Os insetos acompanham os porcos que ocupam a casa grande. A sala fede. É o banquete de Trimalquião. O Brasil vive a prova funesta de que distopia não é apenas um termo de ficção.
Em 1868, cerca de cinco anos antes de sua morte, o filósofo inglês John Stuart Mill contribuiu o termo distopia para significar um universo e sociedades fictícias em que as condições de vida, marcadas por “miséria humana, pobreza, terror, corrupção e opressão”, são absolutamente ruins. — Vide Utopia e Distopia (em inglês).
Talvez tenha notado a semelhança entre os termos “distopia” e “utopia”. Ambos os termos têm origem no grego topos, que significa “lugar”. A diferença de significados entre os dois termos é dada pelo prefixo em cada caso. Utopia é a junção de ou (não) + topos (lugar). Distopia é a junção de dys (ruim, desordenado) + topos (lugar).
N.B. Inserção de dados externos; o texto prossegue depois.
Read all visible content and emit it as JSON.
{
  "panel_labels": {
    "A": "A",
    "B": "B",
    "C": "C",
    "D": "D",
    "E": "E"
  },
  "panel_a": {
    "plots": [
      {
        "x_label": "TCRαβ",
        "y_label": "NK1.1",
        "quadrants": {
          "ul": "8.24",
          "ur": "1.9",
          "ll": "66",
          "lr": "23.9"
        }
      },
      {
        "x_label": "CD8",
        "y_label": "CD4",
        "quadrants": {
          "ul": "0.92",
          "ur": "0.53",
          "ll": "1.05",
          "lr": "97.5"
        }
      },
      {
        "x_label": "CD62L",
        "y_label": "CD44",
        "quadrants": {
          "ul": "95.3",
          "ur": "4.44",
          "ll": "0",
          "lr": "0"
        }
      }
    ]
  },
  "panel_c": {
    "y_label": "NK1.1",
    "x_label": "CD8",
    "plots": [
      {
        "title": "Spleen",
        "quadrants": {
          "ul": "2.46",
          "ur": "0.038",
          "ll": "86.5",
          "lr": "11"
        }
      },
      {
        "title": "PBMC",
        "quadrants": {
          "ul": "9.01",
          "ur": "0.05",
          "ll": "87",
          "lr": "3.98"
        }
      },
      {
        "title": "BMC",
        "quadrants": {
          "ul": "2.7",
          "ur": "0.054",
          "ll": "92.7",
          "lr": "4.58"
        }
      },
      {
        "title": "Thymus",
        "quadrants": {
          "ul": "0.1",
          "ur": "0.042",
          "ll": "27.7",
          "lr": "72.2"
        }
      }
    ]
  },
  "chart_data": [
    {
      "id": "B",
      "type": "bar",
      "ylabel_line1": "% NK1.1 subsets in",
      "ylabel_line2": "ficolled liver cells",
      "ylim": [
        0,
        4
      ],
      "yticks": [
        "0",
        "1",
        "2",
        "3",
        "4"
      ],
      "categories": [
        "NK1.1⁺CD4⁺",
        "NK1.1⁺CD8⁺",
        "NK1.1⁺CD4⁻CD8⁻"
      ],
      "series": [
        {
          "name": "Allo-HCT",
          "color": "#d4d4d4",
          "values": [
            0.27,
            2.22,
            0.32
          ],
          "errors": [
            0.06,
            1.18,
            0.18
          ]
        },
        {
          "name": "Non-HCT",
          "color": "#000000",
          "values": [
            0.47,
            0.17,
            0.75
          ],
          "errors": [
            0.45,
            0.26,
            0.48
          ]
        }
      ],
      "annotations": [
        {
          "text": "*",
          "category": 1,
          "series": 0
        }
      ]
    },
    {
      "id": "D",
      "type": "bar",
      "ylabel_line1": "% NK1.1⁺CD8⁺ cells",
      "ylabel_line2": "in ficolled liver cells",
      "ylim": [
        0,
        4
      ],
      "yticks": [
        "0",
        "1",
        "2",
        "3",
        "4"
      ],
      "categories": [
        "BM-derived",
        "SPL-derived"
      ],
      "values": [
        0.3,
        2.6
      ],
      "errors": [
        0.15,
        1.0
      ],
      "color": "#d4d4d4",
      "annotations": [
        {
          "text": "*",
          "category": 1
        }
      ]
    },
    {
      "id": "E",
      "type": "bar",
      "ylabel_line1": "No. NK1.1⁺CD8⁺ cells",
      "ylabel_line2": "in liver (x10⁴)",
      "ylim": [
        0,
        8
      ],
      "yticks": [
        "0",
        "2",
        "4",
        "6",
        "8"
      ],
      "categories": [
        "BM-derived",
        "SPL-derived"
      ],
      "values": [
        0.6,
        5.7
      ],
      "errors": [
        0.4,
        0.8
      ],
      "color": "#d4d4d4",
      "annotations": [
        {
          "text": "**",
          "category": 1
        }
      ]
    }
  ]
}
A obra Utopia, do escritor inglês Thomas More, lançada em 1516, trata de uma ilha fictícia chamada Utopia, cujos sistemas político, social e religioso eram tanto mais próximos do ideal como do impraticável.
A distopia é tema frequente na literatura. Um exemplo do gênero é o livro Mil Novecentos e Oitenta e Quatro, de George Orwell (1949), cujo nome verdadeiro era Eric Arthur Blair. Essa distopia de Orwell retrata quatro ministérios (da paz, do amor, da abundância e da verdade) numa antítese dos nomes que levam. O da paz promove a guerra, o do amor sustenta o ódio, o da abundância alastra a fome e o da verdade espalha mentiras, numa estratégia de manutenção de um sistema de governo e governantes débeis.
O que é ficção na obra de Orwell ganha substância de fato nos precários (por serem tendenciosos e não confiáveis) meios de comunicação em diversos países. No Brasil, o ministério da saúde promove a pandemia e a morte que a acompanha, quando o ministro (que-droga) vem a público lutar contra medidas de proteção e prevenção. É o reino da insensatez. As pessoas costumavam tentar dissimular seus torpes argumentos, mas hoje elas parecem ter orgulho de seus absurdos distópicos.
O ministério da economia promove a fome, o desemprego, a transferência dos parcos recursos dos pobres para as vastas fortunas dos gananciosos contumazes. O ministério da educação faz o que pode para minar os esforços de servidores públicos que tentam oferecer educação de qualidade às classes menos favorecidas da sociedade. O ministério da agricultura, análogo ao da abundância, de Orwell, promove os interesses de quem produz muito, gerando pouquíssimo emprego e aumentando a concentração de renda, para vender no mercado exterior os produtos aos quais grande parte da população local já não tem acesso, por causa de seus preços proibitivos.
O Brasil de 2021 é uma distopia tenebrosa. A desesperança e o desespero estão estampados nos rostos da gente que já não tem onde morar e não sabe se terá o que comer antes de findar o dia. O governo, que deveria proteger seu povo, faz chacota de quem morre asfixiado por causa de sua incompetência. Não tem pejo da corrupção que corrói os valores que da boca pra fora afirma defender. A opressão é a ordem do dia. O moral do povo, que não se vê nas ruas em marcha, quase por completo desmoralizado.
Apostam os líderes na impunidade e na fraca memória coletiva. Apostam no desmantelo das instituições que deveriam fiscalizar seus atos.
O Brasil é alvo fácil. A temporada de seca de 1981-82 enfraqueceu por demais o rebanho de três duzias de vacas de cria, que a gente tinha lá no Tocantins, quando Tocantins ainda era Goiás. A imagem da vaca Estrela, de pelagem avermelhada com uma mancha branca na testa e o relevo dos ossos sob o couro, ainda é bem viva. Todo esforço para levantar o animal foi inútil. Foi devastador chegar ao local em que ela jazia, ainda viva, e ver que os urubus não se permitiram esperar pelo último suspiro da rês moribunda antes de começar a devorá-la. Brasil, vaca Estrela.